As a practice at large, The Six Viewpoints "is dedicated to reading the stage as a force of Nature".

==Bogart's and Landau's Viewpoints==
In their book, The Viewpoints Book: A Practical Guide to Viewpoints and Composition (2005), Anne Bogart and Tina Landau identify the primary Viewpoints as those relating to Time - which are Tempo, Duration, Kinesthetic Response, and Repetition - and those relating to Space - which are Shape, Gesture, Architecture, Spatial Relationship and Topography. In addition, Bogart and Landau have added the Vocal Viewpoints which include Pitch, Volume, and Timbre.

In the book, the authors outline the basics of the Viewpoints training they both espouse, as well as specific methods for applying their expanded practice to both rehearsals and production. For Bogart and Landau, the Viewpoints represent not only a physical technique but also a philosophical, spiritual, and aesthetic approach to many aspects of their work. Bogart references her work with the SITI company, and Landau with the Steppenwolf Theater Company.

Bogart's Viewpoints, a re-conceptualisation of Overlie's Viewpoints, are:
- Architecture: The physical environment, the space, and whatever belongs to it or constitutes it, including permanent and non-permanent features.
- Spatial Relationship: Distance between objects on stage; one body in relation to another, to a group, or to the architecture.
- Topography: The movement over landscape, floor pattern, design and colours.
- Shape: The contour or outline of bodies in space; the shape of the body by itself, in relation to other bodies, or in relation to architecture; lines, curves, angles, arches all stationary or in motion.
- Gesture: a) Behavioral gesture: realistic gesture belonging to the physical world as we observe it every day. b) Expressive gesture: abstract or symbolic gesture expressing an inner state or emotion; it is not intended as a public or "realistic" gesture.
- Tempo: How quickly or slowly something happens on stage.
- Duration: How long an event occurs over time; how long a person or a group maintains a particular movement, tempo, gesture, etc. before it changes.
- Kinesthetic Response: A spontaneous reaction to a motion that occurs outside of oneself. An instinctive response to an external stimulus (realistic/non-realistic).
- Repetition: a) Internal Repetition: repeating a movement done with one's own body, and b) External Repetition: repeating a movement occurring outside one's body.

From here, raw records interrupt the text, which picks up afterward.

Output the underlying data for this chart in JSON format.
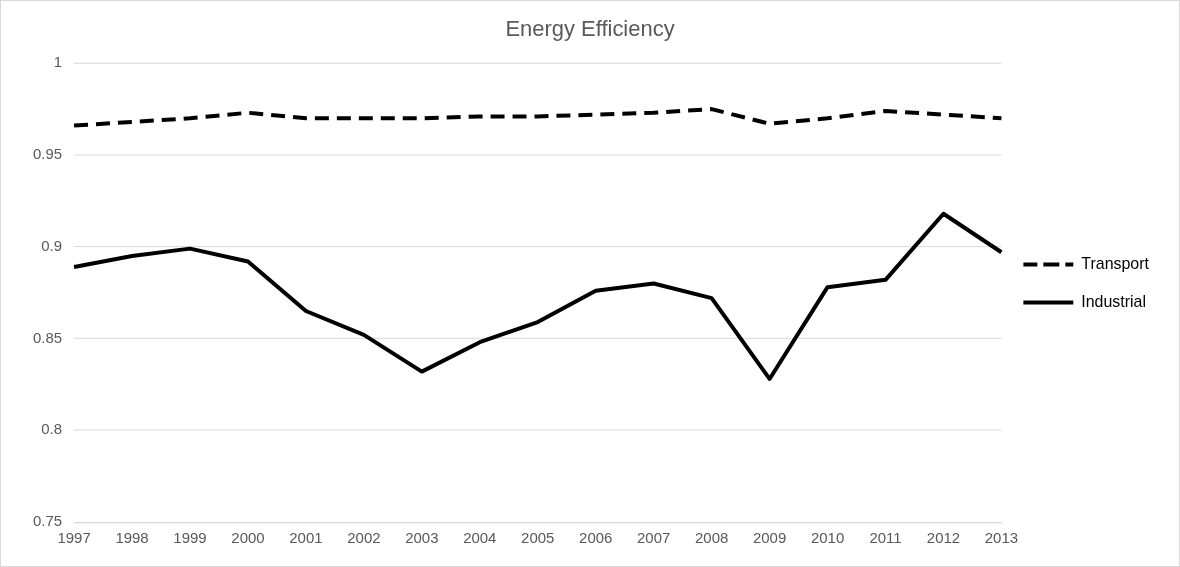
{
  "chart_data": {
    "type": "line",
    "title": "Energy Efficiency",
    "categories": [
      "1997",
      "1998",
      "1999",
      "2000",
      "2001",
      "2002",
      "2003",
      "2004",
      "2005",
      "2006",
      "2007",
      "2008",
      "2009",
      "2010",
      "2011",
      "2012",
      "2013"
    ],
    "series": [
      {
        "name": "Transport",
        "color": "#000000",
        "line_style": "dashed",
        "values": [
          0.966,
          0.968,
          0.97,
          0.973,
          0.97,
          0.97,
          0.97,
          0.971,
          0.971,
          0.972,
          0.973,
          0.975,
          0.967,
          0.97,
          0.974,
          0.972,
          0.97
        ]
      },
      {
        "name": "Industrial",
        "color": "#000000",
        "line_style": "solid",
        "values": [
          0.889,
          0.895,
          0.899,
          0.892,
          0.865,
          0.852,
          0.832,
          0.848,
          0.859,
          0.876,
          0.88,
          0.872,
          0.828,
          0.878,
          0.882,
          0.918,
          0.897
        ]
      }
    ],
    "ylim": [
      0.75,
      1
    ],
    "yticks": [
      0.75,
      0.8,
      0.85,
      0.9,
      0.95,
      1
    ],
    "grid": "y",
    "legend": "right",
    "marker": "none"
  }
}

==Lineage and influence on Viewpoints==

It is possible to trace several historical influences on Mary Overlie's Six Viewpoints, and subsequently on Anne Bogart's and Tina Landau's Viewpoints. There is a family resemblance between the non-hierarchical nature of the nine Viewpoints and the spiral or scaffolded nature of the Dalcroze Subjects in Dalcroze Eurhythmics. This practice was disseminated in New York City's dance and theatre scenes by Elsa Findlay in the early- to mid-twentieth century. Elsa Findlay was a graduate of Emile Jaques-Dalcroze's Hellerau Institute in Germany prior to the First World War. Martha Graham studied with Findlay, and Overlie acknowledges the impact of her own studies with Graham. Overlie also studied with José Limón who was a student of Doris Humphrey. Humphrey was another pupil of Elsa Findlay who made significant contributions to dance-theatre and established Plastique Animee in the USA. Additionally, Suzanne Bing's Musique Corporelle contains a series of nine musical elements for actor training that bear a strong family resemblance to the nine Viewpoints.